17 Ekim 2012 Çarşamba

Gelecek değil Umut Vadediyor!

   
     Robert Prosinecki.Bu ismi duyduğumda çok sevindim.Neden?
Çünkü ortada dolaşan isimler yeterince midemi bulandırmaya yetiyorda artıyordu bile.En basitinden herkes tarafından gelmesine düşük ihtimal verilen Eric Gerets'i düşünelim.Amrabat olayının mimarını buraya getirselerdi Türk futbol tarihinin en iğrenç işine imza atmış olurdu.
  Hala Galatasaraylı bazı yöneticilerle bağlantıları olduğu düşünülen Gerets'i bu takımın başına getirmek (hele hele 17 futbolcusu 24 yaşın altında olan bir takım için) tavuk kümesine tilki kilitlemek gibi bir şey.Çok şükür ki bu ihtiyar tilki ile anlaşılmadı.

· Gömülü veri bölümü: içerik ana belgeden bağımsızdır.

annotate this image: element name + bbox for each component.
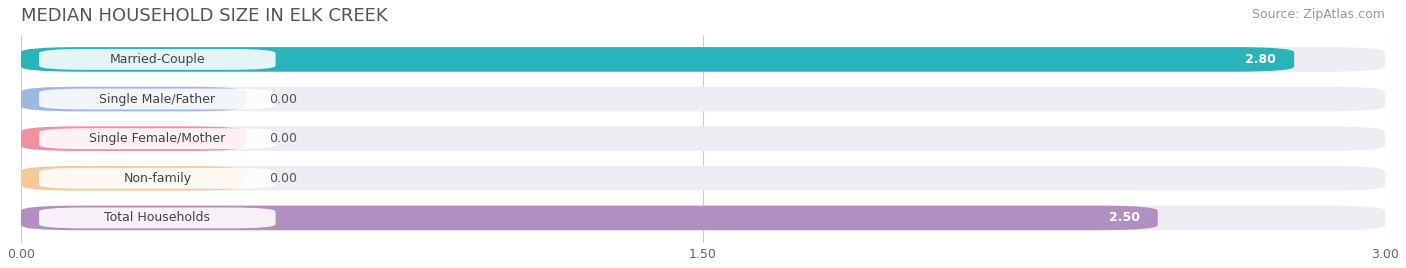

     Öteki geçen isim (ki bir ara ben de gelebileceğini düşünmeye başladım).Abdullah Ercan'dı.Öncelikle şunu söyleyeyim  Allah hiç bir taraftarımıza bu takımın başında yerli teknik direktör göstermesin.Neden? Çünkü neredeyse hepsinin içinde bir İstanbullu sevgisi var.hele hele Tolunay'dan sonra yerlilerden iyice tiksindim. Fener maçlarında kaplan kesilen herif  galatasaray maçlarında kediye dönerdi.Neredeyse kazara attığımız goller için özür dileyecekti.Ne Abdullah Ercan ne de başka bir yerli hiç birinin diğerinden farkı yok.Tolunay'dan sonra zaten büsbütün yerli futbol adamlarından iğrendim ve iğrenmeye devam edeceğim. Şota'ya duyduğumuz sempatinin bir sebebide içinde böyle bir heves taşımadığından emin olmamızdı.
      Metin Diyadin'den bahsetmek bile istemiyorum,böyle bir ihtimali düşünmek bile istemiyorum.Çünkü zamanında Kayserispor kaptanıyken  formamızı yere atarak en büyük adiliği yapmıştır.Bu adamın her yerde  her zaman karşısındayız.
        Ötekiler düşük ihtimalli söylentiler.
Şimdi gel gelelim esas adama.Robert Prosinecki.Futbolculuk kariyeri çok parlak.Almanya doğumlı Hırvat.
  Peki neden önceki üç teknik direktörümüz gibi sadece gelecek vadetmiyorda bize umut aşılıyor.
Öncekilere bir bakalım:
 Ertuğrul sağlam 2 sene  Samsunspor'un  antrenörlüğünü yaptıktan sonra bize teknik direktör olarak işe başlamışdı.Aynı şekilde tolunay kafkasında 2 yıllık bir antrenörlük geçmişi vardı. Şota'da da  bu sayı 2 sene yardımcı anrenörlükdü.Yani alışmıştık 2 senelik stajyer hocalara.
     Prosinecki de durum farklı 4 sene hırvatistan milli takımında Slaven Bilic'in yardımcılığını yaptıktan sonra son iki yılda Kızılyıldız'da teknik direktörlük yapark göz kamaştırıcı işlere imza atmıştır.
    Ayrıca karakter olarakta Şota'ya hiç benzemez, arıza herifin tekidir.Bu iş Şota zamanında yatmaya alışmış gençler için çok iyi oldu. Bakalım bu sefer antremanlardan sonra kaçabilecek mi hepsi.
      Ayrıca yaşı henüz 43 ve başarıya aç.Kendini ispatlayacağı harika bir takıma geldi.Bizde teknik adamın kredisi çok boldur ama umarım ihtiyacı olmaz.
 İşte bu sebepleden ötürü Prosinecki ismi sadece gelecek değil aynı zamanda umutta  vadediyor.